Entendons-nous bien : JSA selon Jeff Lemire est de loin le meilleur team book de DC sur le marché actuellement. Il est certes moins immédiatement accrocheur que Justice League Unlimited, mais avec un concept similaire (une équipe pléthorique et multi-générationnelle) il fait mieux le boulot, avec une histoire à la fois trouble (il y a des traîtres dans l'équipe) et limpide (on sait qui sont les méchants).
 

Surtout Lemire fait en sorte de consacrer du temps à tous ses personnages, et dieu sait qu'ils sont nombreux et divers, en leur donnant de vrais adversaires et donc une intrigue classique, là où Mark Waid n'a pas encore réussi à animer sa ligue des justiciers de manière décente avec une opposition digne de son nouveau statut.

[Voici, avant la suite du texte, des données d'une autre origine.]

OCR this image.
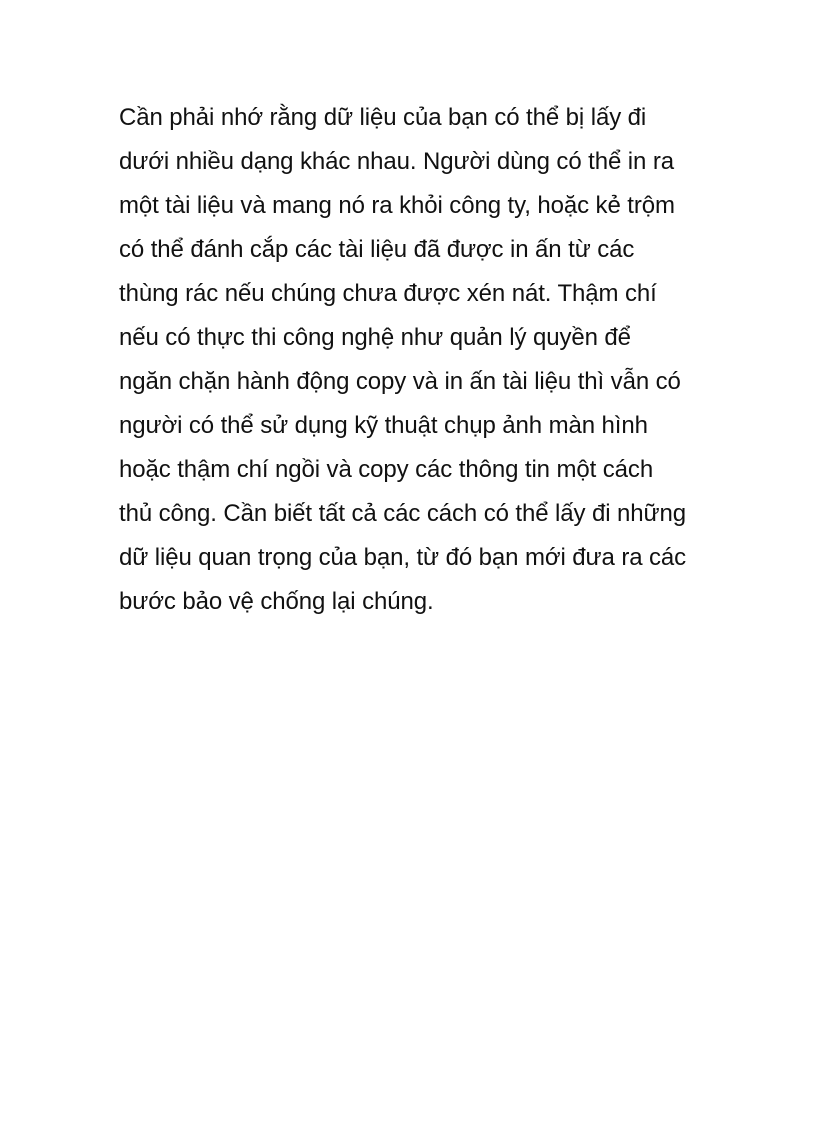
Cần phải nhớ rằng dữ liệu của bạn có thể bị lấy đi
dưới nhiều dạng khác nhau. Người dùng có thể in ra
một tài liệu và mang nó ra khỏi công ty, hoặc kẻ trộm
có thể đánh cắp các tài liệu đã được in ấn từ các
thùng rác nếu chúng chưa được xén nát. Thậm chí
nếu có thực thi công nghệ như quản lý quyền để
ngăn chặn hành động copy và in ấn tài liệu thì vẫn có
người có thể sử dụng kỹ thuật chụp ảnh màn hình
hoặc thậm chí ngồi và copy các thông tin một cách
thủ công. Cần biết tất cả các cách có thể lấy đi những
dữ liệu quan trọng của bạn, từ đó bạn mới đưa ra các
bước bảo vệ chống lại chúng.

Grâce à cela, chaque épisode est à la fois dense et punchy, avec un maximum de rebondissements, un dénouement incertain, un casting fédérateur et des vilains emblématiques. Mais l'ensemble est aussi parfois trop touffu, avec des péripéties expédiées et le sort de certains personnages laisse un goût amer. On a le sentiment que Lemire veut à la fois durer mais sans tarder non plus.

C'est particulièrement flagrant dans ce numéro où Obsidian est au coeur du réacteur. On le voit en pas moins de trois versions : il y a un Obsidian dans le coma que tire sur un brancard Dr. Mid-Nite, il y Obsidian piégé dans un labyrinthe avec Jakeem Thunder, et il y a Obsidian au Browstone de la JSA... Si vous lisez la série en vo, vous savez qui est qui, mais il n'empêche...

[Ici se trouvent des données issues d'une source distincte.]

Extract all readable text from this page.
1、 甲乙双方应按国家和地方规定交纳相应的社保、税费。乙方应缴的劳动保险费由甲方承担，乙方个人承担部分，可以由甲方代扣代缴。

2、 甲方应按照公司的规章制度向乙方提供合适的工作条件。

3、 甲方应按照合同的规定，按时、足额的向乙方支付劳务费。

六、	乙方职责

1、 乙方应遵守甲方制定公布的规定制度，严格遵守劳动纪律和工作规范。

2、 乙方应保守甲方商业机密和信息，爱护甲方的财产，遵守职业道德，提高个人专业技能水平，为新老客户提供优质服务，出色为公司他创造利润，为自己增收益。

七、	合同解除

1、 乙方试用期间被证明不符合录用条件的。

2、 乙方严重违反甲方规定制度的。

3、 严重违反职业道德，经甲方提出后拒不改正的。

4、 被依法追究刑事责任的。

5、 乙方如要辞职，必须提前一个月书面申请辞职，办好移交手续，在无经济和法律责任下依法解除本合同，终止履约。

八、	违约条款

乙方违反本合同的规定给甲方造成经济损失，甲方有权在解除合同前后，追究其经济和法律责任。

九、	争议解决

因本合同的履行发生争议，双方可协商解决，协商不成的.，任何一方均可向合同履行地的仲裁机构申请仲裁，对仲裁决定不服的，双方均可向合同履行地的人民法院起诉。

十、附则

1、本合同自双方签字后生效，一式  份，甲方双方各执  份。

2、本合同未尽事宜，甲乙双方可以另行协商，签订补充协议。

... Il n'empêche que, justement, on n'avait plus de nouvelles des deux premières versions d'Obsidian depuis le n°5, il y a quatre mois ! Et ça donne l'impression que Lemire l'avait oublié. Ou du moins qu'en voulant animer un casting aussi fourni, il n'avait pas la place pour le loger depuis quatre épisodes. C'est quand même un peu problématique.

Sur le fond, je ne reproche pas à Lemire d'avoir voulu écrire JSA avec le maximum de ses membres (et encore il y en a qu'il n'a pas inclus - et pas des moindres : Power Girl, Stargirl, Mr. Terrific...). C'est un effort louable. Mais aussi périlleux dans la mesure où si on veut donner du temps d'écran à tout ce monde, il arrive forcément un moment où certains doivent disparaître pendant 1, 2, voire 3 épisodes !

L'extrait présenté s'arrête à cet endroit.